Como se depreende da análise da jurisprudência, o tipo infracional aberto de conteúdo indeterminado constitui uma realidade no processo disciplinar da OAB. Embora necessário em determinadas hipóteses, a discricionariedade concedida ao intérprete, pode representar risco à segurança jurídica.
5. Critérios de Aplicação do Tipo Infracional Aberto de Conteúdo Indeterminado
Da análise da jurisprudência, verifica-se a adoção de alguns critérios objetivos para caracterização da conduta incompatível. São eles: a) Gravidade do ato: apenas comportamentos que afetam de maneira significativa a dignidade da advocacia justificam a subsunção ao inciso XXV; b) Repercussão social: quanto maior a repercussão negativa do ato na sociedade ou na classe, mais evidente se torna a incompatibilidade; c) Nexo com a advocacia: embora não exija relação direta com o exercício da profissão, avalia-se se a conduta compromete a confiança e o prestígio do advogado enquanto profissional.
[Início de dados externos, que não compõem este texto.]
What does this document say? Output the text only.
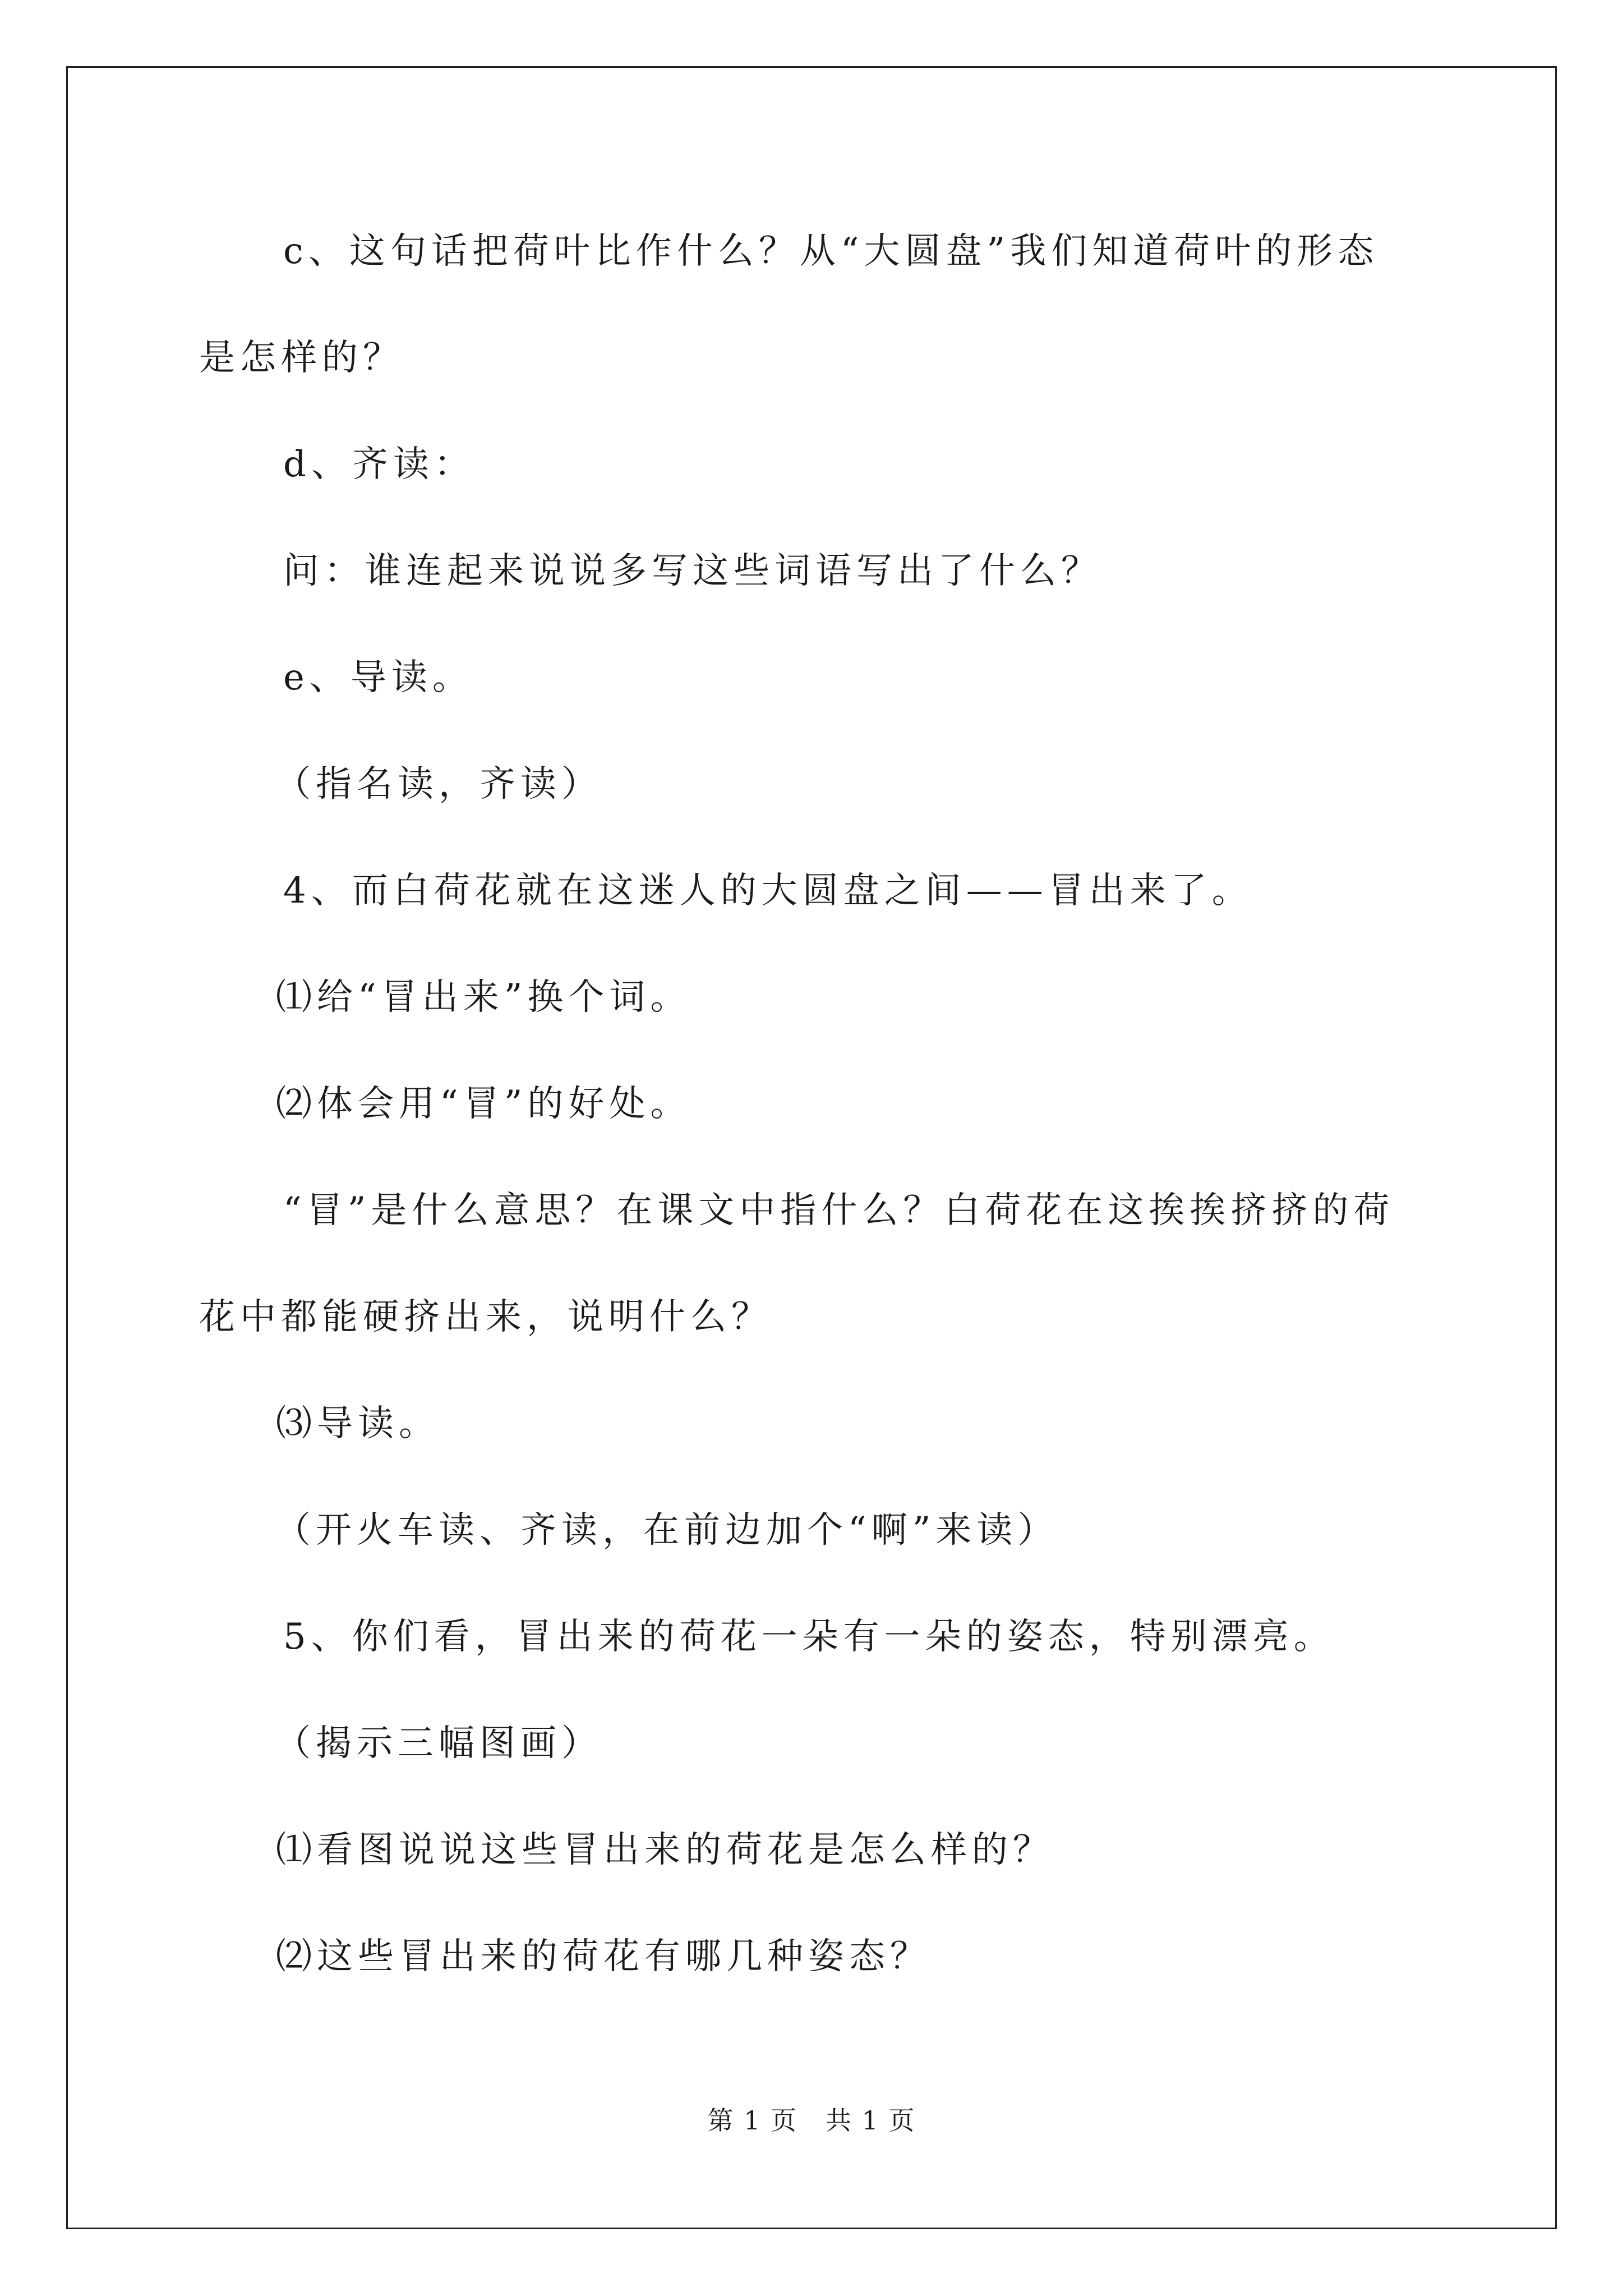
c、这句话把荷叶比作什么？从“大圆盘”我们知道荷叶的形态
是怎样的？
d、齐读：
问：谁连起来说说多写这些词语写出了什么？
e、导读。
（指名读，齐读）
4、而白荷花就在这迷人的大圆盘之间——冒出来了。
⑴给“冒出来”换个词。
⑵体会用“冒”的好处。
“冒”是什么意思？在课文中指什么？白荷花在这挨挨挤挤的荷
花中都能硬挤出来，说明什么？
⑶导读。
（开火车读、齐读，在前边加个“啊”来读）
5、你们看，冒出来的荷花一朵有一朵的姿态，特别漂亮。
（揭示三幅图画）
⑴看图说说这些冒出来的荷花是怎么样的？
⑵这些冒出来的荷花有哪几种姿态？
第 1 页 共 1 页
Sobre a aplicação da lei, lembremos as lições de Nelson Hungria: “Não deve o juiz ser um aplicador automático do literalismo da lei, mas um revelador de todo o possível direito que nela se encerra, suprindo-lhe a inexplicitude decorrente da imperfeição da linguagem humana. É-lhe vedado, entretanto, negar a lei. Notadamente em matéria penal, não pode o juiz meter-se a filósofo reformista, a santo incipiente ou a sociólogo de gabinete, para pretender corrigir a lei segundo a sua cosmovisão, a sua mística ou o seu teorismo. Tem de aplicar o direito positivo, o direito expresso ou latente nas leis, e não o direito idealmente concebido através de especulações abstratas ou lucubrações metafísicas”.15
6. Conclusão
O inciso XXV do art. 34 da Lei nº 8.906/94 representa uma cláusula de salvaguarda ética da advocacia, permitindo a responsabilização disciplinar de condutas não previstas expressamente, mas que atentam contra os valores da profissão.
A jurisprudência do Conselho Federal da OAB tem dado concretude a esse dispositivo, destacando a necessidade de o advogado manter comportamento íntegro, urbano e digno, dentro e fora do exercício profissional, como forma de preservar a credibilidade e a respeitabilidade da advocacia perante a sociedade.
Assim, a solução, como tem indicado a jurisprudência, não está na não aplicação da referida norma, mas numa interpretação restritiva, assegurando respeito ao princípio da legalidade e da proporcionalidade.